Durabilidade ao longo da temporada

Os efeitos dessa proteção aparecem com mais clareza conforme o motor acumula quilometragem em corrida.

Ao longo do campeonato, a manutenção preventiva permite observar diretamente o comportamento dos componentes submetidos a maior esforço mecânico.

Entre seis e sete motores passam por revisão completa a cada etapa, normalmente com cerca de 1.500 quilômetros de uso acumulado.

“Substituímos principalmente anéis e bronzinas. Sem o tratamento com Militec 1, a deterioração dessas peças seria muito mais rápida.”

Esse acompanhamento ajuda a explicar por que o desgaste por atrito deixou de ser uma preocupação na categoria.

Proteção em condições extremas

Em alguns casos, os efeitos aparecem de forma ainda mais evidente durante situações fora do padrão esperado de funcionamento.

“Houve uma situação em que o bujão do cárter caiu durante o funcionamento e o carro chegou aos boxes normalmente. Quando abrimos o motor, não havia danos.”

Relatos como esse ajudam a ilustrar o comportamento da película formada nas superfícies metálicas, resultado da tecnologia de Lubrificação por Impregnação a Seco, capaz de aumentar significativamente a resistência ao desgaste mesmo sob condições críticas.

Da pista para o uso diário

Soluções desenvolvidas em ambiente de competição frequentemente antecipam aplicações para veículos de rua.

Parte desse conhecimento pode ser utilizada também no uso cotidiano, especialmente quando o objetivo é reduzir desgaste interno e ampliar a vida útil do conjunto mecânico.

“Eu recomendo o uso do Militec 1 desde carros zero quilômetro”, encerra Righi.

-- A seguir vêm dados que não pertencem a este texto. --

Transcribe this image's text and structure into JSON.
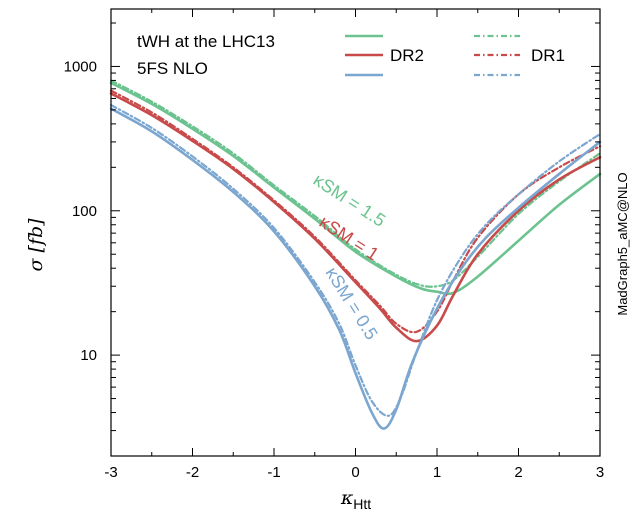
{
  "chart_data": {
    "type": "line",
    "annotations": {
      "line1": "tWH at the LHC13",
      "line2": "5FS NLO"
    },
    "side_label": "MadGraph5_aMC@NLO",
    "xlabel": {
      "symbol": "κ",
      "subscript": "Htt"
    },
    "ylabel": "σ [fb]",
    "xlim": [
      -3,
      3
    ],
    "ylim": [
      2,
      2500
    ],
    "yscale": "log",
    "xticks": [
      -3,
      -2,
      -1,
      0,
      1,
      2,
      3
    ],
    "xtick_labels": [
      "-3",
      "-2",
      "-1",
      "0",
      "1",
      "2",
      "3"
    ],
    "yticks": [
      10,
      100,
      1000
    ],
    "ytick_labels": [
      "10",
      "100",
      "1000"
    ],
    "legend": {
      "placement": "top-right",
      "group_labels": [
        "DR2",
        "DR1"
      ]
    },
    "curve_labels": [
      {
        "text": "κSM = 1.5",
        "color": "#6cc38f"
      },
      {
        "text": "κSM = 1",
        "color": "#c84a4a"
      },
      {
        "text": "κSM = 0.5",
        "color": "#7ba6cf"
      }
    ],
    "series": [
      {
        "scheme": "DR2",
        "kappa_sm": 1.5,
        "color": "#6cc38f",
        "style": "solid",
        "x": [
          -3,
          -2.5,
          -2,
          -1.5,
          -1,
          -0.5,
          0,
          0.5,
          0.8,
          1.0,
          1.2,
          1.5,
          2,
          2.5,
          3
        ],
        "y": [
          770,
          550,
          370,
          240,
          145,
          88,
          52,
          35,
          29,
          27.5,
          27,
          35,
          62,
          110,
          180
        ]
      },
      {
        "scheme": "DR1",
        "kappa_sm": 1.5,
        "color": "#6cc38f",
        "style": "dashdot",
        "x": [
          -3,
          -2.5,
          -2,
          -1.5,
          -1,
          -0.5,
          0,
          0.5,
          0.8,
          1.0,
          1.2,
          1.5,
          2,
          2.5,
          3
        ],
        "y": [
          800,
          570,
          385,
          250,
          150,
          92,
          54,
          36,
          30.5,
          30,
          33,
          48,
          95,
          160,
          250
        ]
      },
      {
        "scheme": "DR2",
        "kappa_sm": 1,
        "color": "#c84a4a",
        "style": "solid",
        "x": [
          -3,
          -2.5,
          -2,
          -1.5,
          -1,
          -0.5,
          0,
          0.3,
          0.5,
          0.75,
          1.0,
          1.2,
          1.5,
          2,
          2.5,
          3
        ],
        "y": [
          650,
          460,
          305,
          195,
          115,
          64,
          32,
          21,
          15.5,
          12.5,
          16,
          26,
          50,
          100,
          165,
          235
        ]
      },
      {
        "scheme": "DR1",
        "kappa_sm": 1,
        "color": "#c84a4a",
        "style": "dashdot",
        "x": [
          -3,
          -2.5,
          -2,
          -1.5,
          -1,
          -0.5,
          0,
          0.3,
          0.5,
          0.75,
          1.0,
          1.2,
          1.5,
          2,
          2.5,
          3
        ],
        "y": [
          680,
          480,
          315,
          200,
          118,
          66,
          33,
          22,
          16.5,
          14.5,
          20,
          33,
          65,
          130,
          200,
          280
        ]
      },
      {
        "scheme": "DR2",
        "kappa_sm": 0.5,
        "color": "#7ba6cf",
        "style": "solid",
        "x": [
          -3,
          -2.5,
          -2,
          -1.5,
          -1,
          -0.5,
          -0.2,
          0,
          0.2,
          0.35,
          0.5,
          0.7,
          1.0,
          1.3,
          1.6,
          2,
          2.5,
          3
        ],
        "y": [
          510,
          355,
          225,
          135,
          72,
          30,
          15,
          7.5,
          4,
          3.1,
          4.2,
          9,
          21,
          40,
          65,
          105,
          180,
          300
        ]
      },
      {
        "scheme": "DR1",
        "kappa_sm": 0.5,
        "color": "#7ba6cf",
        "style": "dashdot",
        "x": [
          -3,
          -2.5,
          -2,
          -1.5,
          -1,
          -0.5,
          -0.2,
          0,
          0.2,
          0.4,
          0.55,
          0.75,
          1.0,
          1.3,
          1.6,
          2,
          2.5,
          3
        ],
        "y": [
          540,
          375,
          238,
          142,
          76,
          32,
          16.5,
          8.5,
          4.8,
          3.8,
          5,
          10.5,
          24,
          48,
          80,
          130,
          220,
          340
        ]
      }
    ]
  }
}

Na prática, a redução de atrito contribui para preservar componentes críticos como bronzinas, pistões e virabrequim, componentes que determinam grande parte o tempo de vida do motor.

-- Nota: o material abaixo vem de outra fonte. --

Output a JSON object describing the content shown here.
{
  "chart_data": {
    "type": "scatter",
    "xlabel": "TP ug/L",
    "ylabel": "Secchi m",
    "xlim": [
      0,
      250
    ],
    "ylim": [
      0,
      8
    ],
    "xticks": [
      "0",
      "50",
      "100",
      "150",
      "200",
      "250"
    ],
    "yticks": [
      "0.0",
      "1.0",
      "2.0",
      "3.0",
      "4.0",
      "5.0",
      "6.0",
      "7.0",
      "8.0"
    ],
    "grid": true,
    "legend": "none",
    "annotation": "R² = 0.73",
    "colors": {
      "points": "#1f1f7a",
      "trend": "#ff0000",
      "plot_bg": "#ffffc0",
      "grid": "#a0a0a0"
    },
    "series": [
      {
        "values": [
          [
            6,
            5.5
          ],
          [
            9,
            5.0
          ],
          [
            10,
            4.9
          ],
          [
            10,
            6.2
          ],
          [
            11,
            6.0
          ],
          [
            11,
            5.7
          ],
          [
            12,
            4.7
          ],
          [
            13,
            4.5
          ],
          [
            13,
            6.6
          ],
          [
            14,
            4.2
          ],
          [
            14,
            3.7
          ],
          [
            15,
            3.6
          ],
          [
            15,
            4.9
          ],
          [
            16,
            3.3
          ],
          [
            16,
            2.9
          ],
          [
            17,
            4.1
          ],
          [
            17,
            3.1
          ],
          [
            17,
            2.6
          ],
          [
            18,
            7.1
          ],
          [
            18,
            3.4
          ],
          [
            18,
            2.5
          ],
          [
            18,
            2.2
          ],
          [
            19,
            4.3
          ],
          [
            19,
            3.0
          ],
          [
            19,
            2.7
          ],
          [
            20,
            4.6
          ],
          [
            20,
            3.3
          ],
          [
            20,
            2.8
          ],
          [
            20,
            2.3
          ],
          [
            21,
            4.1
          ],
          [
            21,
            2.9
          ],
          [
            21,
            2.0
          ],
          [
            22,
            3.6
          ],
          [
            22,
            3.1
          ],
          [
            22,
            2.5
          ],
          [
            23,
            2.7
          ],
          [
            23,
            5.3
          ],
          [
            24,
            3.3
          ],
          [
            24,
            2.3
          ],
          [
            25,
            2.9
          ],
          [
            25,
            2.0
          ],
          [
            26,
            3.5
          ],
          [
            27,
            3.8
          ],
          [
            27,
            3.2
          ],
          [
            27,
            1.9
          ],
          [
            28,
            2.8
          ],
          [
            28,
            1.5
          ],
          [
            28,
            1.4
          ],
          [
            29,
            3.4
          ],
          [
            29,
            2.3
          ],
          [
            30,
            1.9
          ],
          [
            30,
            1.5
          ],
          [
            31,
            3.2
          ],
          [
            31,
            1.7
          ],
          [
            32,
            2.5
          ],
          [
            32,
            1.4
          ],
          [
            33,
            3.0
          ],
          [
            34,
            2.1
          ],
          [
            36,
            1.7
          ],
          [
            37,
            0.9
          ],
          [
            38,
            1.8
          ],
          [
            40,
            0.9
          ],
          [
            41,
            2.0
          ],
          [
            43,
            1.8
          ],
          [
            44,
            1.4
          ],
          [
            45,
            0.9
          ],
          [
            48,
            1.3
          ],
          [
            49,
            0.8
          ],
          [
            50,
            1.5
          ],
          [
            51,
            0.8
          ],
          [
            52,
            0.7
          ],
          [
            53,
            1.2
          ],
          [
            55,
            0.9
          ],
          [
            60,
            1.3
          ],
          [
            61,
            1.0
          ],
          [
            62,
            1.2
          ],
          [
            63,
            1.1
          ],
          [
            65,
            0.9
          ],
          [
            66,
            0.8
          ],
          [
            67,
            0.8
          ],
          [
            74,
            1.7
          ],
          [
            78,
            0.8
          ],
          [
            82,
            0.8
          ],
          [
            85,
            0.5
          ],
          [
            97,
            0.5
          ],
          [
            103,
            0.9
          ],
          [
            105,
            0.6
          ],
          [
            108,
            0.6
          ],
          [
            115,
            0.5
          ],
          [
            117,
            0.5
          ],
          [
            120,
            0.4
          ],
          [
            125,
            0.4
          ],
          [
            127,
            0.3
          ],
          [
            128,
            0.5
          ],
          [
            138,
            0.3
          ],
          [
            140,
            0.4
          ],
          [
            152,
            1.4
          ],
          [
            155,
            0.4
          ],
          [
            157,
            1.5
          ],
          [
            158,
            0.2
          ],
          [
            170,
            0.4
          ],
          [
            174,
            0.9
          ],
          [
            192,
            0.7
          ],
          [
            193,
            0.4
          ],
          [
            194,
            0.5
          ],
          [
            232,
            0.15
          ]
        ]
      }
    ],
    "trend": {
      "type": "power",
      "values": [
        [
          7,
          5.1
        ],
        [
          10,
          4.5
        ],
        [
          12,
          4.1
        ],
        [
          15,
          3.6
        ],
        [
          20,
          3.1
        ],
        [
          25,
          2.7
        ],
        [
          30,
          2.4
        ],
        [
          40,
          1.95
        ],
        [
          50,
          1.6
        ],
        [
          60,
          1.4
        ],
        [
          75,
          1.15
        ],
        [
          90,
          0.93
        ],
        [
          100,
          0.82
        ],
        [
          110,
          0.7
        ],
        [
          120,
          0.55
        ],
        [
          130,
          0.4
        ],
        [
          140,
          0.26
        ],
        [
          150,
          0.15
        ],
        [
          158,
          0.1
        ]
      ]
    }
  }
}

Preparação e prevenção é a melhor estratégia

A confiabilidade observada na NASCAR Brasil resulta da combinação entre evolução estrutural dos motores e uma rotina rigorosa de manutenção preventiva ao longo da temporada.

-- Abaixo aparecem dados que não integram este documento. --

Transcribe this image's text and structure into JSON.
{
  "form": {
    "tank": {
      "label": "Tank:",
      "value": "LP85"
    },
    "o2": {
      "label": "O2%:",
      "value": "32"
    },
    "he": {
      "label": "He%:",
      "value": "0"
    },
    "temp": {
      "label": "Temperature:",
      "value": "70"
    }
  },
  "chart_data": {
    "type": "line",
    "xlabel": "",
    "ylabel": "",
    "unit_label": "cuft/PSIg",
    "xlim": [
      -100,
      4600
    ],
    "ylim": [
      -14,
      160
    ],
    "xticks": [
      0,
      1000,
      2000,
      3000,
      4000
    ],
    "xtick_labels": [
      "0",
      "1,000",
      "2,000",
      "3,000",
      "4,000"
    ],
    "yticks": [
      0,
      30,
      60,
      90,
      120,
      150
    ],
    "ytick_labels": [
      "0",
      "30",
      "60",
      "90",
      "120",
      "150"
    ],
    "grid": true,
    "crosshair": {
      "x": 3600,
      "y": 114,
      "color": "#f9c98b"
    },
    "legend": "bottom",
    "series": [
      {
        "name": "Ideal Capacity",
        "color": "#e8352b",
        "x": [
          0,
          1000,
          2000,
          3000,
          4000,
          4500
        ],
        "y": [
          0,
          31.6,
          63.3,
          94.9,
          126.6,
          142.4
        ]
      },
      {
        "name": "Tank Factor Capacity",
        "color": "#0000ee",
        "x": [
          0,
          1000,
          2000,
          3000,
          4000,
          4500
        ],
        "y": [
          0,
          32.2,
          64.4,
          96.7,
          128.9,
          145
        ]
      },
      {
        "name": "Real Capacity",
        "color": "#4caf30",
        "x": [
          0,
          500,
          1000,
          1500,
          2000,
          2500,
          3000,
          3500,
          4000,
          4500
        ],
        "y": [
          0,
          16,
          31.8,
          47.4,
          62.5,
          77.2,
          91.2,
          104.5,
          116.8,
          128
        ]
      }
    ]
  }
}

Esse acompanhamento permite identificar desgastes antes que se tornem problemas em pista e ajuda a explicar a baixa incidência de quebras na categoria.

Em um ambiente onde os motores operam continuamente próximos do limite, soluções voltadas à proteção interna deixam de ser apenas um diferencial e passam a integrar a base da confiabilidade mecânica, ampliando durabilidade, estabilidade e eficiência tanto nas pistas quanto fora delas.